Helvétiquement vôtre
Helvétiquement vôtre : Internements forcés en Suisse
Le 31 mars 2014, une initiative populaire a été lancée par une vingtaine de personnes, victimes de « mesures de coercition à des fins d’assistance ». Ce texte demande la création d’un fonds de 500 millions de francs en faveur des victimes d’internements forcés et un travail de mémoire. Retour sur une face sombre, largement méconnue, de l’histoire sociale suisse.
Durant un siècle, jusqu’en 1981, des dizaines de milliers d’enfants et d’adolescent·e·s ont été internés dans des institutions – la prison d’Hindelbank (BE) pour les jeunes filles – ou placés de force dans des familles, le plus souvent de paysans. « Corvéables à merci, certains ont été battus, mal nourris, voire abusés sexuellement. Leur ‹ tort › : être orphelins, enfants illégitimes ou fils et filles de parents pauvres ou ‹ dévoyés › » (24 heures, 12.4.2013).
Pour la seule période 1942-1981, 30 000 personnes auraient été victimes de ces méthodes inhumaines. Mais l’historien vaudois Pierre Avvanzino estime ce chiffre « largement en deçà de la réalité. Des milliers de dossiers ont été détruits, notamment au sein d’institutions privées peu désireuses de mettre en lumière les pans les plus sombres de leurs activités » (L’Illustré, mars 2013).
En 1973, Hans Caprez (journaliste au Schweizerische Beobachter) avait enquêté sur « L’œuvre des enfants de la grande route » : un programme de sédentarisation forcée pour les enfants de nomades Yeniches, mis sur pied par Pro Juventute, avec un soutien officiel, de 1926 à 1973. En 1986, Alfons Egli a présenté les excuses du Conseil fédéral aux Yeniches et, en 1993, 2 200 victimes ont été indemnisées.
Pour l’ensemble des internements forcés, il a fallu attendre le 11 avril 2013 pour que la conseillère fédérale Simonetta Sommaruga présente les excuses officielles. Mais à ce jour, le parlement suisse refuse toute indemnisation. Le fonds d’urgence lancé par la Confédération est confronté à plusieurs difficultés : ainsi, l’Union suisse des paysans (USP) refuse d’y contribuer (pourtant, plusieurs générations de ses membres ont bénéficié d’une main-d’œuvre à très bon marché); le canton de Genève renâcle, alléguant ses difficultés financières et estimant que sont concernés « surtout des cantons ruraux » (24 heures, 1.4.2014). Or, ce canton citadin a aussi procédé à des internements forcés… (Le Matin, 18.4.2014).
La nécessaire recherche historique peut s’appuyer sur des sources existantes de longue date. Un exemple : Peter Hirsch-Surava, rédacteur du journal antifasciste Die Nation (1940-1946), avait dénoncé la politique des réfugiés en Suisse, les atrocités des camps nazis et « la misère sociale cachée qui règne alors : orphelins abusés, ouvrières sous-payées, le portrait d’une Suisse ignorée ».
Hans-Peter Renk
A lire
Arthur Honegger, « La redresse », Lausanne, Ed. d’En bas, 1976; La débattue.
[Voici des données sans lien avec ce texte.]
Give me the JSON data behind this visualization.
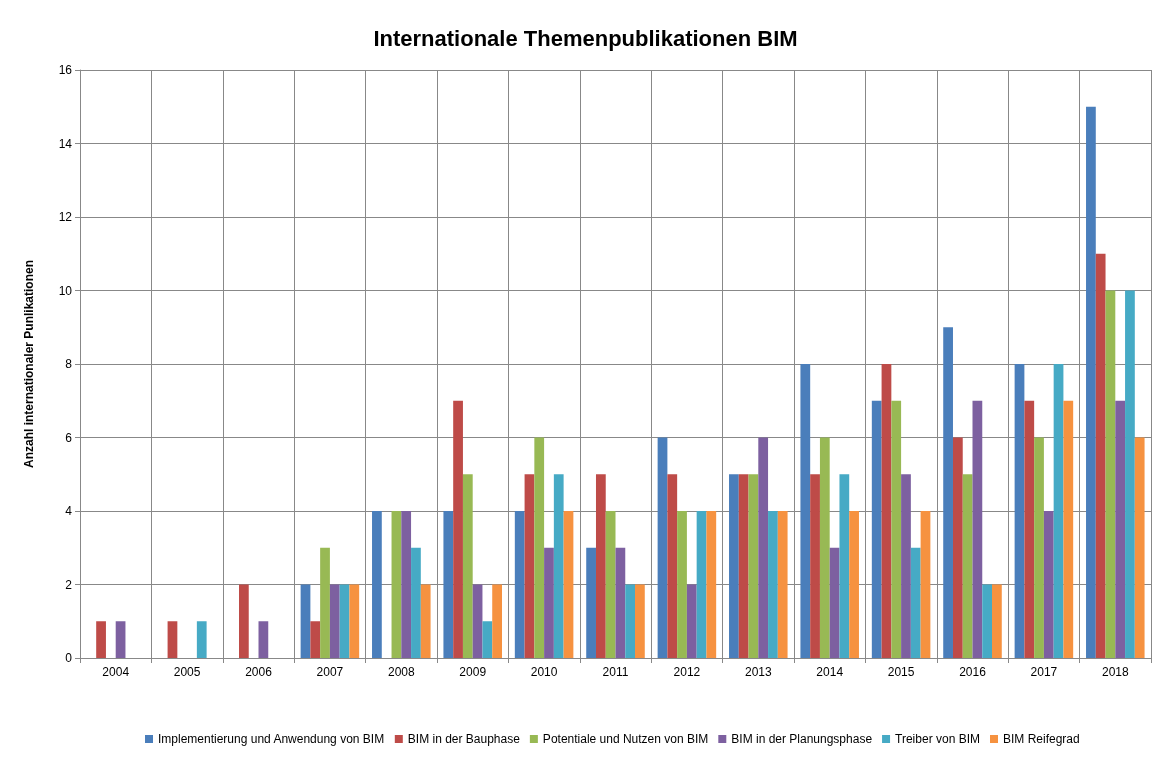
{
  "chart_data": {
    "type": "bar",
    "title": "Internationale Themenpublikationen BIM",
    "ylabel": "Anzahl internationaler Punlikationen",
    "categories": [
      "2004",
      "2005",
      "2006",
      "2007",
      "2008",
      "2009",
      "2010",
      "2011",
      "2012",
      "2013",
      "2014",
      "2015",
      "2016",
      "2017",
      "2018"
    ],
    "series": [
      {
        "name": "Implementierung und Anwendung von BIM",
        "color": "#4a7ebb",
        "values": [
          0,
          0,
          0,
          2,
          4,
          4,
          4,
          3,
          6,
          5,
          8,
          7,
          9,
          8,
          15
        ]
      },
      {
        "name": "BIM in der Bauphase",
        "color": "#be4b48",
        "values": [
          1,
          1,
          2,
          1,
          0,
          7,
          5,
          5,
          5,
          5,
          5,
          8,
          6,
          7,
          11
        ]
      },
      {
        "name": "Potentiale und Nutzen von BIM",
        "color": "#98b954",
        "values": [
          0,
          0,
          0,
          3,
          4,
          5,
          6,
          4,
          4,
          5,
          6,
          7,
          5,
          6,
          10
        ]
      },
      {
        "name": "BIM in der Planungsphase",
        "color": "#7d60a0",
        "values": [
          1,
          0,
          1,
          2,
          4,
          2,
          3,
          3,
          2,
          6,
          3,
          5,
          7,
          4,
          7
        ]
      },
      {
        "name": "Treiber von BIM",
        "color": "#46aac5",
        "values": [
          0,
          1,
          0,
          2,
          3,
          1,
          5,
          2,
          4,
          4,
          5,
          3,
          2,
          8,
          10
        ]
      },
      {
        "name": "BIM Reifegrad",
        "color": "#f69240",
        "values": [
          0,
          0,
          0,
          2,
          2,
          2,
          4,
          2,
          4,
          4,
          4,
          4,
          2,
          7,
          6
        ]
      }
    ],
    "ylim": [
      0,
      16
    ],
    "yticks": [
      0,
      2,
      4,
      6,
      8,
      10,
      12,
      14,
      16
    ],
    "grid": true,
    "legend": "bottom"
  }
}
Lausanne, Ed. d’En bas, 1976
Martine Ruchat, « Récalcitrants, rebelles et vicieux : les figures de l’intolérable à Genève dans la seconde moitié du XIXe siècle », Pour une histoire des gens sans histoire, Lausanne, Ed. d’En bas, 1995, p. 139–150
Peter Hirsch, « Il disait s’appeler Peter Surava », Genève, Metropolis, 1998
Dominique Strebel, « Weggesperrt », Zurich, Ed. Beobachter, 2010.